EU-Vertreter verärgert
Mehrere EU-Vertreter hatten zuvor betont, dass Orban kein offizielles Mandat habe für Verhandlungen mit Russland. Ungarn hatte zu Beginn der Woche die halbjährlich wechselnde EU-Ratspräsidentschaft übernommen.
Die estnische Ministerpräsidentin Kaja Kallas warf Orban vor, den EU-Vorsitz seines Landes auszunutzen, um Verwirrung zu stiften. Kallas ist die designierte Nachfolgerin des EU-Außenbeauftragten Josep Borrell. NATO-Generalsekretär Jens Stoltenberg sagte, Orban habe ihn vorab über seine Reise informiert. Er vertrete in Moskau aber nicht die NATO.
Unter den EU-Regierungschefs ist Orban im Grunde der einzige, der noch einen guten Draht zu Putin hat. Beide hätten sich in den vergangenen zehn Jahren elf Mal getroffen, sagte Orban. Er und Putin hatten im Februar 2022 vor Kriegsbeginn in Moskau Gespräche geführt und sich zuletzt auch im vergangenen Herbst in China getroffen. Orban hat sich immer wieder gegen EU-Hilfen für die Ukraine und Sanktionen gegen Russland gestellt.

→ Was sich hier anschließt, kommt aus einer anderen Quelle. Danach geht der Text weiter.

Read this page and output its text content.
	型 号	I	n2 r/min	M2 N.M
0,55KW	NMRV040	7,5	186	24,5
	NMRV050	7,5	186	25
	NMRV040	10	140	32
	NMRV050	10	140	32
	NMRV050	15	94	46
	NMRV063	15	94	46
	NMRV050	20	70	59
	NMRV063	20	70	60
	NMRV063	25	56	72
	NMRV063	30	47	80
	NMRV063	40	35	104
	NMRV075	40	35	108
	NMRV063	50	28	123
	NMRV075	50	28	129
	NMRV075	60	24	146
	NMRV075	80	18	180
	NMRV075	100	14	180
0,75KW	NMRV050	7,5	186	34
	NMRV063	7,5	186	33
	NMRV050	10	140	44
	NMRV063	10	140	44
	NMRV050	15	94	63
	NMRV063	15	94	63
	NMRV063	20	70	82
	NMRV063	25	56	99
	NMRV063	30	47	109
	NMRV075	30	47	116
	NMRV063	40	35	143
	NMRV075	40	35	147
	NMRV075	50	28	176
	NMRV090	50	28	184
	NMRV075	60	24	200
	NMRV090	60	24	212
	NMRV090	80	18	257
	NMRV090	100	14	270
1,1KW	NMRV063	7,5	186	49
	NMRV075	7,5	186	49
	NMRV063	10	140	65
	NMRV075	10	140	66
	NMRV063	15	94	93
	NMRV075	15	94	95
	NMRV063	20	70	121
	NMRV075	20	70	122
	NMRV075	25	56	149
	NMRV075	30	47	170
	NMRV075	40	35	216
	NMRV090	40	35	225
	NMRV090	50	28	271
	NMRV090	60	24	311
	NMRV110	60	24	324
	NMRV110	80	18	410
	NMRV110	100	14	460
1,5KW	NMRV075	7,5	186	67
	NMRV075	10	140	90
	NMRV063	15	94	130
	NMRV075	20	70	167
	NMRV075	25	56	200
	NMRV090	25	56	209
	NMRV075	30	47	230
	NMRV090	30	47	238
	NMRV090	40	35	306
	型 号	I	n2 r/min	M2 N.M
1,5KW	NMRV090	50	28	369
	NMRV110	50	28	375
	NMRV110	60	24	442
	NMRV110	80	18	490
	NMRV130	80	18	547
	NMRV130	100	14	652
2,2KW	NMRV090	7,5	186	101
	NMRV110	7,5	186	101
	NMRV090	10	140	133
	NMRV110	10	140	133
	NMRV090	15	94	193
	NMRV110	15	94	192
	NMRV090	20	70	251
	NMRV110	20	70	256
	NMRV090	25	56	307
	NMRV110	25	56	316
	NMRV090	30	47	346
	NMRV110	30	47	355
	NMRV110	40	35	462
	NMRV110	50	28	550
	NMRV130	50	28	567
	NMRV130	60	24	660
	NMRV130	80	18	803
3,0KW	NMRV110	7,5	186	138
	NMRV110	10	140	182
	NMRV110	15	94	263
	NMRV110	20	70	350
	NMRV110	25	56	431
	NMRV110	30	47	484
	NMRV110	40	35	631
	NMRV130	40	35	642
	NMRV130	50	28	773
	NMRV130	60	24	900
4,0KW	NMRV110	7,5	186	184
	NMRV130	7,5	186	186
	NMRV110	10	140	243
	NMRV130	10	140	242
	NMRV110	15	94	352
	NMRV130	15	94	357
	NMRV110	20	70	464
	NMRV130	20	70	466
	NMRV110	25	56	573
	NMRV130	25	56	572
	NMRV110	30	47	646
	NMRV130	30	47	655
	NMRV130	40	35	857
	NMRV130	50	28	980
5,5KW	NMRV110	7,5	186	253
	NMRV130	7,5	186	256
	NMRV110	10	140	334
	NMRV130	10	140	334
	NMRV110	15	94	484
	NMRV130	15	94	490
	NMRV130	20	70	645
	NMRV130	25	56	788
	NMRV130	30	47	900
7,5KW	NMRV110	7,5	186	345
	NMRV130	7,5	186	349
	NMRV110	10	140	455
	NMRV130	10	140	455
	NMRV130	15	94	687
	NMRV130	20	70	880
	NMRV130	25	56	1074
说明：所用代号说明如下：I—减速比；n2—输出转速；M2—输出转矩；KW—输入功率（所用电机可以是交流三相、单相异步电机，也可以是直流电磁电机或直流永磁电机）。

Keine Abstimmung mit Kiew vor der Reise
Putin lobt Orban immer wieder als Politiker, der für die Interessen seines Landes eintrete und sich nichts von westlichen Staatenlenkern diktieren lasse. Ungarn erhält etwa weiter vergleichsweise günstiges Gas aus Russland.
Am Dienstag war der ungarische Regierungschef zu einem ähnlichen, zuvor nicht angekündigten Besuch in die Ukraine gereist. Dabei hatte er den ukrainischen Präsident Wolodymyr Selenskyj aufgefordert, über eine sofortige Waffenruhe mit den russischen Invasoren nachzudenken.
Das ukrainische Außenministerium teilte mit, Orban habe sich "ohne Zustimmung oder Abstimmung" mit Kiew für seine Reise nach Moskau entschieden. Alle Staaten sollten sich strikt an den Grundsatz halten, "keine Vereinbarungen über die Ukraine ohne die Ukraine" zu treffen.